Kim Nguyen renchérit : « Notre grand luxe, au Québec et au Canada, c’est de pouvoir faire des films qui sont québécois ou canadiens parce que leurs auteurs le sont, point. Je n’ai rien contre la réalité québécoise. Mon prochain film porte d’ailleurs sur le Québec des années 50. Reste que peu importe si dans Rebelle je montre une réalité éloignée de mon quotidien, ce qui compte, c’est qu’en tant que cinéaste, je m’identifie totalement au personnage de Komona et à sa résilience. C’est d’ailleurs ça, le sujet de mon film : la résilience humaine dans le monde postmoderne où des enfants de 12 ans deviennent des machines à tuer et où la pauvreté sidérante de l’Afrique surpasse n’importe quelle installation d’art contemporain qui essaie de nous choquer. »


Ayant vu le film lors d’une projection spéciale à l’ambassade du Canada à Berlin, je peux dire ceci : outre ses qualités techniques et l’authenticité qui s’en dégage, la grande force de Rebelle, c’est qu’il démarre comme un film sur les enfants-soldats et l’horrible violence à laquelle ils sont soumis. Puis, lentement, au moyen d’éléments oniriques comme des fantômes couverts de chaux ou comme ce village d’Africains albinos surgi de nulle part, le film décolle de la réalité plate et documentaire pour devenir quelque chose de plus grand, de plus riche et de plus universel : la quête d’une enfant qui résiste avec l’énergie du désespoir à la déshumanisation.

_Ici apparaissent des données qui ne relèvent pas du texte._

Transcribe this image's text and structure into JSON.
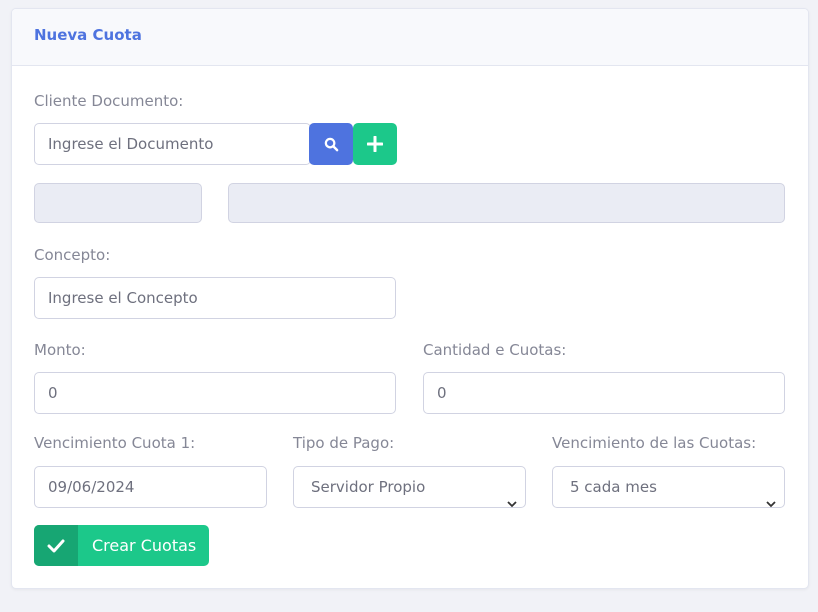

Il est toujours périlleux de faire des prédictions. Il reste que Rebelle est un film fait sur mesure pour la Berlinale : par son sujet explosif et rarement traité, par l’originalité de la forme et du point de vue et par la jeunesse de son cinéaste.


De la douzaine de films que j’ai vus, Rebelle a ce petit quelque chose que les autres films n’ont pas. Mais je n’ai pas vu tous les films, surtout dans les derniers milles de la compétition. Il se peut qu’une ou deux perles m’aient échappé. Chose certaine, lorsque l’équipe de Rebelle quittera Berlin, dans tous les cas de figure, il y a des chances que ce soit avec plus qu’un ourson en peluche.